Section 3: Short Answer (2 points each)

16. The chapter uses Nissenbaum's contextual integrity framework to analyze the ethics of training data collection. Explain how contextual integrity applies to the scenario of an artist whose portfolio is scraped for AI training. What norm of information flow is violated?

Sample Answer

Nissenbaum's contextual integrity framework holds that privacy violations occur when information flows in ways that violate the norms appropriate to the context in which the information was shared. When an artist posts paintings to a portfolio website, the context is professional display: the norms include that viewers will see the work, potential clients will consider hiring the artist, and critics will engage with it.
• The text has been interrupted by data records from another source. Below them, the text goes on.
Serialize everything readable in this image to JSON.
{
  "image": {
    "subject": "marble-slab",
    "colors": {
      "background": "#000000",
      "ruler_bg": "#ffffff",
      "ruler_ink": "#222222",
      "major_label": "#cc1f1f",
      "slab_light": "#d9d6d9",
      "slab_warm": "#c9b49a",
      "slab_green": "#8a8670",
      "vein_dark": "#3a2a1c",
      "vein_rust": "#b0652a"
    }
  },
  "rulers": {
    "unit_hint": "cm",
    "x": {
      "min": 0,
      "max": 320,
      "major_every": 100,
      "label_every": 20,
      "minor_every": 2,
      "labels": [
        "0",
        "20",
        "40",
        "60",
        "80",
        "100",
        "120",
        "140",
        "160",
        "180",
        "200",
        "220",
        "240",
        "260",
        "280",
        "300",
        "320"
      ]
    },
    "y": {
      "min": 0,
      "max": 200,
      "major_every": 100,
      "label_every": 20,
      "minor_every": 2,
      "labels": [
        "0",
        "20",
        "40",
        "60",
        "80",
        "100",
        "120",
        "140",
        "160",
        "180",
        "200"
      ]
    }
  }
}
Training an AI model on those images violates contextual integrity because the information flow — from portfolio to commercial AI training dataset — is not consistent with the norms of professional display. The artist shared work for viewing and appreciation, not for commercial ingestion by a system that can then produce competing work in the artist's style. The violation exists even though the work was "publicly available," because public availability within one context does not authorize use in any context. This distinction between public accessibility and universal licensure is central to the chapter's analysis of training data ethics. *Key points for full credit:* - Explains contextual integrity as norm-of-context analysis - Identifies the specific context (professional display) and violated norm - Distinguishes between "publicly available" and "available for any purpose"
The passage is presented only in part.